Wie Hugo Eckener, damals Fahrtenleiter der DELAG, in seinen Erinnerungen schrieb, hatte diese übrigens erste Luftfahrt-Gesellschaft der Welt die Aufgaben: „Luftschiffe zu bestellen und in Betrieb zu nehmen und damit die Eignung derselben im praktischen Dienst zu erweisen. Letzteres schien angesichts der vielen Katastrophen, von denen die Schiffe betroffen worden waren, in der Tat sehr notwendig zu sein. Es ist fast verwunderlich, daß diese Gründung gelang.“
Die ersten DELAG-Luftschiffe
Das erste DELAG-Schiff war LZ 7 „Deutschland“. Dieses Schiff war im Juni 1910 im Teutoburger Wald gestrandet, die Passagiere konnten unbeschadet das Schiff verlassen, das allerdings direkt vor Ort abgewrackt werden musste.

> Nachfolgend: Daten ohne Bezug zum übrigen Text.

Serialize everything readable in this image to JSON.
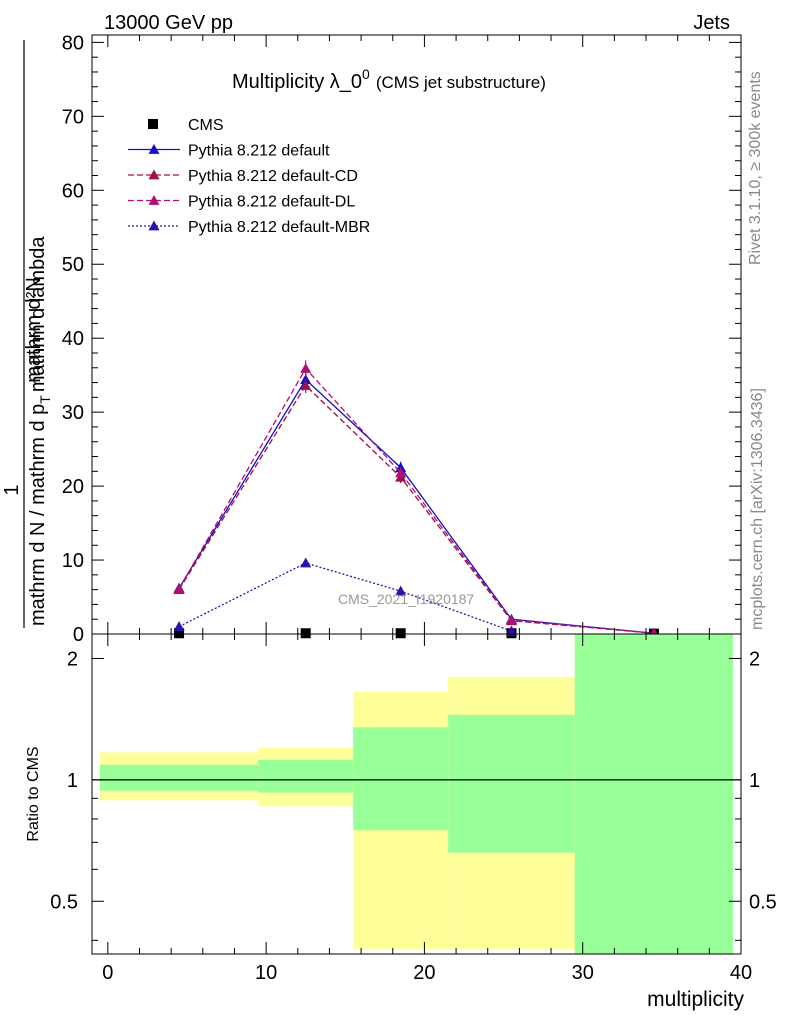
{
  "header": {
    "left": "13000 GeV pp",
    "right": "Jets"
  },
  "side": {
    "rivet": "Rivet 3.1.10, ≥ 300k events",
    "mcplots": "mcplots.cern.ch [arXiv:1306.3436]"
  },
  "watermark": "CMS_2021_I1920187",
  "colors": {
    "cms": "#000000",
    "default": "#1010c8",
    "cd": "#a0104c",
    "dl": "#b01070",
    "mbr": "#3010a8",
    "band_yellow": "#ffff99",
    "band_green": "#99ff99"
  },
  "chart_data": [
    {
      "type": "line",
      "title_main": "Multiplicity λ_0",
      "title_sup": "0",
      "title_sub": "(CMS jet substructure)",
      "ylabel_numerator": "1",
      "ylabel_denominator": "mathrm d N / mathrm d p",
      "ylabel_denominator_sub": "T",
      "ylabel_denominator_tail": "mathrm d lambda",
      "ylabel_top_numerator": "mathrm d²N",
      "ylabel_top_denominator": "mathrm d p",
      "ylabel_top_denominator_sub": "T",
      "ylabel_top_denominator_tail": "mathrm d lambda",
      "xlim": [
        -1,
        40
      ],
      "ylim": [
        0,
        81
      ],
      "y_ticks": [
        0,
        10,
        20,
        30,
        40,
        50,
        60,
        70,
        80
      ],
      "y_tick_labels": [
        "0",
        "10",
        "20",
        "30",
        "40",
        "50",
        "60",
        "70",
        "80"
      ],
      "legend_position": "top-left",
      "series": [
        {
          "name": "CMS",
          "key": "cms",
          "style": "marker",
          "x": [
            4.5,
            12.5,
            18.5,
            25.5,
            34.5
          ],
          "y": [
            0.1,
            0.1,
            0.1,
            0.1,
            0.05
          ],
          "yerr": [
            0,
            0,
            0,
            0,
            0
          ]
        },
        {
          "name": "Pythia 8.212 default",
          "key": "default",
          "style": "solid",
          "x": [
            4.5,
            12.5,
            18.5,
            25.5,
            34.5
          ],
          "y": [
            6.2,
            34.4,
            22.5,
            2.0,
            0.1
          ],
          "yerr": [
            0.3,
            1.0,
            0.8,
            0.2,
            0.05
          ]
        },
        {
          "name": "Pythia 8.212 default-CD",
          "key": "cd",
          "style": "dashed",
          "x": [
            4.5,
            12.5,
            18.5,
            25.5,
            34.5
          ],
          "y": [
            6.0,
            33.6,
            21.2,
            1.8,
            0.1
          ],
          "yerr": [
            0.3,
            1.0,
            0.8,
            0.2,
            0.05
          ]
        },
        {
          "name": "Pythia 8.212 default-DL",
          "key": "dl",
          "style": "dashed",
          "x": [
            4.5,
            12.5,
            18.5,
            25.5,
            34.5
          ],
          "y": [
            6.1,
            35.9,
            21.8,
            1.9,
            0.1
          ],
          "yerr": [
            0.3,
            1.1,
            0.8,
            0.2,
            0.05
          ]
        },
        {
          "name": "Pythia 8.212 default-MBR",
          "key": "mbr",
          "style": "dotted",
          "x": [
            4.5,
            12.5,
            18.5,
            25.5
          ],
          "y": [
            1.0,
            9.6,
            5.8,
            0.4
          ],
          "yerr": [
            0.2,
            0.6,
            0.4,
            0.1
          ]
        }
      ]
    },
    {
      "type": "area",
      "ylabel": "Ratio to CMS",
      "xlabel": "multiplicity",
      "xlim": [
        -1,
        40
      ],
      "ylim": [
        0.37,
        2.3
      ],
      "y_scale": "log",
      "y_ticks": [
        0.5,
        1,
        2
      ],
      "y_tick_labels": [
        "0.5",
        "1",
        "2"
      ],
      "x_ticks": [
        0,
        10,
        20,
        30,
        40
      ],
      "x_tick_labels": [
        "0",
        "10",
        "20",
        "30",
        "40"
      ],
      "reference": 1,
      "bins": [
        {
          "lo": -0.5,
          "hi": 9.5,
          "yellow": [
            0.89,
            1.17
          ],
          "green": [
            0.94,
            1.09
          ]
        },
        {
          "lo": 9.5,
          "hi": 15.5,
          "yellow": [
            0.86,
            1.2
          ],
          "green": [
            0.93,
            1.12
          ]
        },
        {
          "lo": 15.5,
          "hi": 21.5,
          "yellow": [
            0.38,
            1.65
          ],
          "green": [
            0.75,
            1.35
          ]
        },
        {
          "lo": 21.5,
          "hi": 29.5,
          "yellow": [
            0.38,
            1.8
          ],
          "green": [
            0.66,
            1.45
          ]
        },
        {
          "lo": 29.5,
          "hi": 39.5,
          "yellow": [
            0.37,
            2.3
          ],
          "green": [
            0.37,
            2.3
          ]
        }
      ]
    }
  ]
}
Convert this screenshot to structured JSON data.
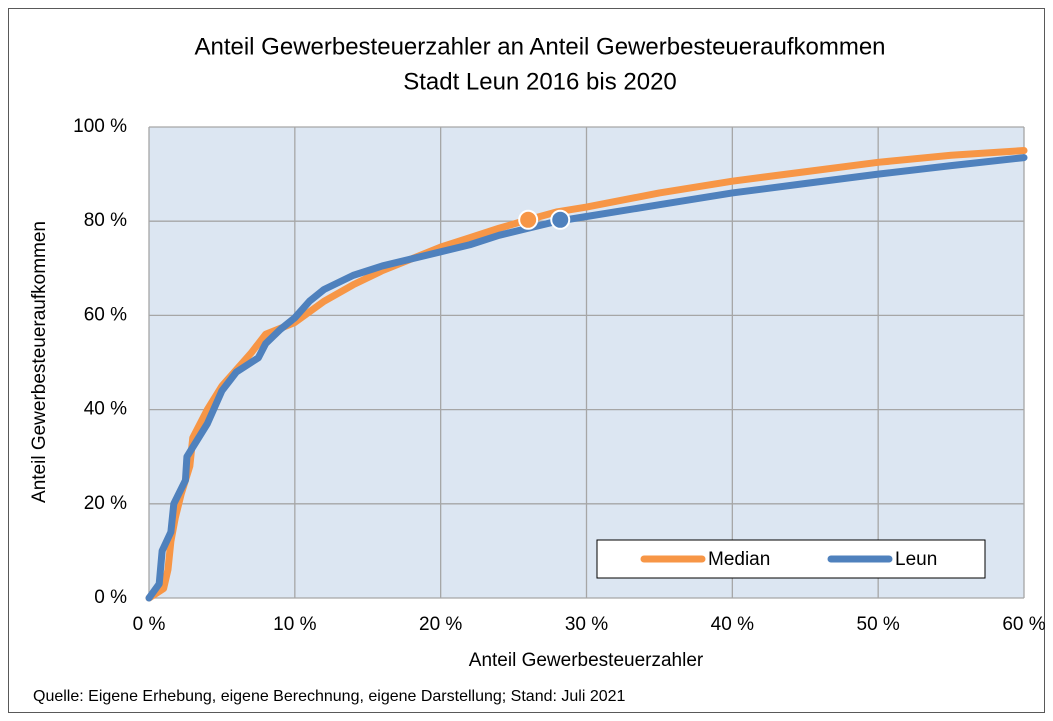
{
  "chart_data": {
    "type": "line",
    "title": "Anteil Gewerbesteuerzahler an Anteil Gewerbesteueraufkommen",
    "subtitle": "Stadt Leun 2016 bis 2020",
    "xlabel": "Anteil Gewerbesteuerzahler",
    "ylabel": "Anteil Gewerbesteueraufkommen",
    "source": "Quelle: Eigene Erhebung, eigene Berechnung, eigene Darstellung; Stand: Juli 2021",
    "xlim": [
      0,
      60
    ],
    "ylim": [
      0,
      100
    ],
    "xticks": [
      {
        "value": 0,
        "label": "0 %"
      },
      {
        "value": 10,
        "label": "10 %"
      },
      {
        "value": 20,
        "label": "20 %"
      },
      {
        "value": 30,
        "label": "30 %"
      },
      {
        "value": 40,
        "label": "40 %"
      },
      {
        "value": 50,
        "label": "50 %"
      },
      {
        "value": 60,
        "label": "60 %"
      }
    ],
    "yticks": [
      {
        "value": 0,
        "label": "0 %"
      },
      {
        "value": 20,
        "label": "20 %"
      },
      {
        "value": 40,
        "label": "40 %"
      },
      {
        "value": 60,
        "label": "60 %"
      },
      {
        "value": 80,
        "label": "80 %"
      },
      {
        "value": 100,
        "label": "100 %"
      }
    ],
    "grid": true,
    "legend": "bottom-right",
    "series": [
      {
        "name": "Median",
        "color": "#f79646",
        "x": [
          0,
          1,
          1.3,
          1.5,
          1.8,
          2.2,
          2.8,
          3,
          4,
          5,
          6,
          7,
          8,
          10,
          12,
          14,
          16,
          18,
          20,
          22,
          24,
          26,
          28,
          30,
          35,
          40,
          45,
          50,
          55,
          60
        ],
        "values": [
          0,
          2,
          6,
          12,
          17,
          22,
          28,
          34,
          40,
          45,
          48.5,
          52,
          56,
          58.5,
          63,
          66.5,
          69.5,
          72,
          74.5,
          76.5,
          78.5,
          80.3,
          82,
          83,
          86,
          88.5,
          90.5,
          92.5,
          94,
          95
        ],
        "marker": {
          "x": 26,
          "y": 80.3
        }
      },
      {
        "name": "Leun",
        "color": "#4f81bd",
        "x": [
          0,
          0.7,
          0.9,
          1.5,
          1.7,
          2.5,
          2.6,
          3,
          4,
          5,
          6,
          7.5,
          8,
          9,
          10,
          11,
          12,
          14,
          16,
          18,
          20,
          22,
          24,
          26,
          28,
          30,
          35,
          40,
          45,
          50,
          55,
          60
        ],
        "values": [
          0,
          3,
          10,
          14,
          20,
          25,
          30,
          32,
          37,
          44,
          48,
          51,
          54,
          57,
          59.5,
          63,
          65.5,
          68.5,
          70.5,
          72,
          73.5,
          75,
          77,
          78.5,
          80,
          81,
          83.5,
          86,
          88,
          90,
          91.8,
          93.5
        ],
        "marker": {
          "x": 28.2,
          "y": 80.3
        }
      }
    ]
  }
}
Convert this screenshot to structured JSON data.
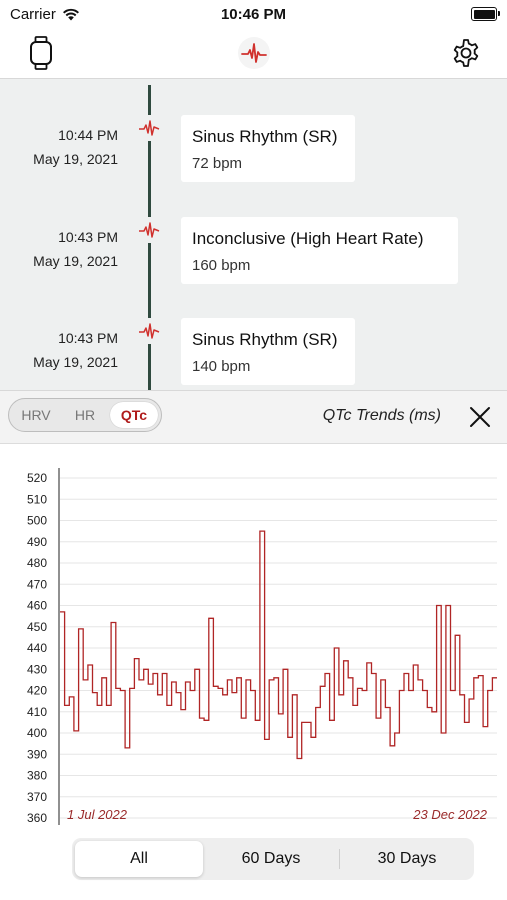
{
  "status_bar": {
    "carrier": "Carrier",
    "time": "10:46 PM"
  },
  "nav": {
    "left_icon": "watch-icon",
    "center_icon": "heart-ecg-icon",
    "right_icon": "gear-icon",
    "accent_color": "#d0312d"
  },
  "timeline": {
    "entries": [
      {
        "time": "10:44 PM",
        "date": "May 19, 2021",
        "rhythm": "Sinus Rhythm (SR)",
        "bpm": "72 bpm"
      },
      {
        "time": "10:43 PM",
        "date": "May 19, 2021",
        "rhythm": "Inconclusive (High Heart Rate)",
        "bpm": "160 bpm"
      },
      {
        "time": "10:43 PM",
        "date": "May 19, 2021",
        "rhythm": "Sinus Rhythm (SR)",
        "bpm": "140 bpm"
      }
    ]
  },
  "toolbar": {
    "segments": [
      "HRV",
      "HR",
      "QTc"
    ],
    "selected_segment": "QTc",
    "title": "QTc Trends (ms)",
    "close_icon": "close-icon"
  },
  "chart_data": {
    "type": "line",
    "step": true,
    "title": "QTc Trends (ms)",
    "ylim": [
      360,
      520
    ],
    "yticks": [
      520,
      510,
      500,
      490,
      480,
      470,
      460,
      450,
      440,
      430,
      420,
      410,
      400,
      390,
      380,
      370,
      360
    ],
    "x_start_label": "1 Jul 2022",
    "x_end_label": "23 Dec 2022",
    "grid": true,
    "color": "#b02525",
    "values": [
      457,
      413,
      417,
      401,
      449,
      425,
      432,
      419,
      413,
      426,
      413,
      452,
      421,
      420,
      393,
      421,
      435,
      425,
      430,
      423,
      428,
      418,
      428,
      413,
      424,
      419,
      411,
      424,
      420,
      430,
      407,
      406,
      454,
      422,
      421,
      418,
      425,
      419,
      426,
      407,
      425,
      420,
      406,
      495,
      397,
      425,
      426,
      409,
      430,
      398,
      418,
      388,
      405,
      405,
      398,
      412,
      422,
      428,
      406,
      440,
      418,
      434,
      426,
      413,
      421,
      420,
      433,
      428,
      407,
      425,
      412,
      394,
      400,
      420,
      428,
      420,
      432,
      425,
      420,
      412,
      410,
      460,
      400,
      460,
      420,
      446,
      418,
      405,
      416,
      426,
      427,
      403,
      420,
      426
    ]
  },
  "range_selector": {
    "options": [
      "All",
      "60 Days",
      "30 Days"
    ],
    "selected": "All"
  }
}
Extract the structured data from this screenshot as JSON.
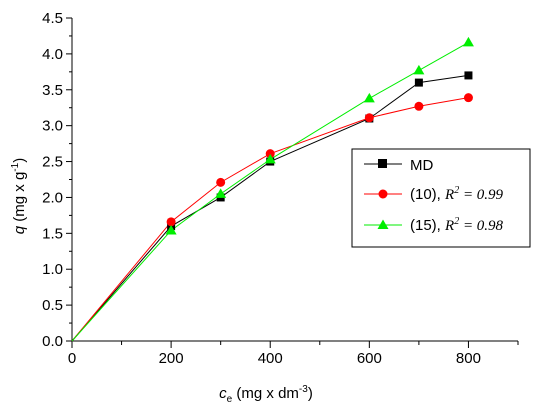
{
  "chart_data": {
    "type": "line",
    "title": "",
    "xlabel": {
      "var": "c",
      "sub": "e",
      "unit_prefix": " (mg x dm",
      "unit_sup": "-3",
      "unit_suffix": ")"
    },
    "ylabel": {
      "var": "q",
      "unit_prefix": " (mg x g",
      "unit_sup": "-1",
      "unit_suffix": ")"
    },
    "xlim": [
      0,
      900
    ],
    "ylim": [
      0,
      4.5
    ],
    "xticks": [
      0,
      200,
      400,
      600,
      800
    ],
    "xtick_labels": [
      "0",
      "200",
      "400",
      "600",
      "800"
    ],
    "yticks": [
      0,
      0.5,
      1.0,
      1.5,
      2.0,
      2.5,
      3.0,
      3.5,
      4.0,
      4.5
    ],
    "ytick_labels": [
      "0.0",
      "0.5",
      "1.0",
      "1.5",
      "2.0",
      "2.5",
      "3.0",
      "3.5",
      "4.0",
      "4.5"
    ],
    "grid": false,
    "legend_position": "middle-right",
    "series": [
      {
        "name": "MD",
        "marker": "square",
        "color": "#000000",
        "x": [
          0,
          200,
          300,
          400,
          600,
          700,
          800
        ],
        "y": [
          0,
          1.6,
          2.0,
          2.5,
          3.1,
          3.6,
          3.7
        ]
      },
      {
        "name": "(10), ",
        "r2_label": "R",
        "r2_sup": "2",
        "r2_value": " = 0.99",
        "marker": "circle",
        "color": "#ff0000",
        "x": [
          0,
          200,
          300,
          400,
          600,
          700,
          800
        ],
        "y": [
          0,
          1.66,
          2.21,
          2.61,
          3.11,
          3.27,
          3.39
        ]
      },
      {
        "name": "(15), ",
        "r2_label": "R",
        "r2_sup": "2",
        "r2_value": " = 0.98",
        "marker": "triangle",
        "color": "#00ee00",
        "x": [
          0,
          200,
          300,
          400,
          600,
          700,
          800
        ],
        "y": [
          0,
          1.54,
          2.05,
          2.53,
          3.38,
          3.77,
          4.16
        ]
      }
    ]
  }
}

Hugo Eckener: „Ein Ersatzschiff wurde in Dienst gestellt; aber wer sollte es führen, nachdem der Führer der ‚Deutschland‘ wegen seines Pechs als nicht geeignet entlassen war? Herr Colsman fragte mich, ob ich es riskieren wollte. Natürlich mußte ich ja sagen, denn ich hatte doch immer die Verwendbarkeit des Zeppelin-Schiffes behauptet. So wurde ich ‚Fahrtenleiter‘ und Luftschiffkapitän bei der Delag.“
LZ 6, geplant und gebaut als Heeresluftschiff, dann aber als Versuchsluftschiff verwendet, wurde zum Passagierluftschiff für die DELAG umgebaut und trat an die Stelle von LZ 7. Nach einigen Probefahrten wurde LZ 6 nach Baden-Oos überführt, wo es nach einigen Passagierfahrten in der Halle bei Wartungsarbeiten verbrannte.

Deutschland II
Als nächstes DELAG-Schiff wurde LZ 8 gebaut. Es hatte seine Erstfahrt am 30. März 1911
Für Alfred Colsman war LZ 8 das zweite DELAG-Schiff, er hat LZ 6 erst später erwähnt und die Reihenfolge verdreht. Colsman schrieb in seinem Buch „Luftschiff voraus!“: „Als ich dem Grafen mitteilte, daß das zweite Delag-Schiff unter Eckeners Führung gestellt werden solle, hat er nicht widersprochen, aber auch nicht zugestimmt. Dies zweite Schiff, eine genaue Kopie des vorausgegangenen, wurde unglücklicherweise auch ‚Deutschland‘ genannt. In der Marine herrscht der Aberglaube, daß ein zweites Schiff, welches den Namen eines verlorengegangenen Schiffes trägt, kein Glück habe. Diese ‚Deutschland‘ wurde in der Tat kein glückhaftes Schiff.“
Doch zunächst sollte die „Deutschland II“ 24 Fahrten absolvieren, mit insgesamt fast 460 Passagieren, wobei nur 129 davon zahlende Fahrgäste waren.
Alfred Colsman weiter: „Die Halle oder vielmehr der Platz in Düsseldorf, auf dem der Wind hin und her sprang, sind dem Schiff zum Verhängnis geworden. Nachdem erstmals beim Ausbringen der zweiten ‚Deutschland‘ aus der Halle in Düsseldorf ein Steuer verletzt wurde, zerbrach das Schiff bald darauf am 16. Mai 1911 an der gegen Seitenwinde bei der Halle errichteten Schutzwand. – Durch den Verlust dieser beiden Schiffe und den des Militärluftschiffe Z II bei Weilburg hatte das Ansehen der Luftschiffahrt harte Schläge erlitten; der Glaube an die Zukunft der Zeppelin-Luftschiffe war im Schwinden.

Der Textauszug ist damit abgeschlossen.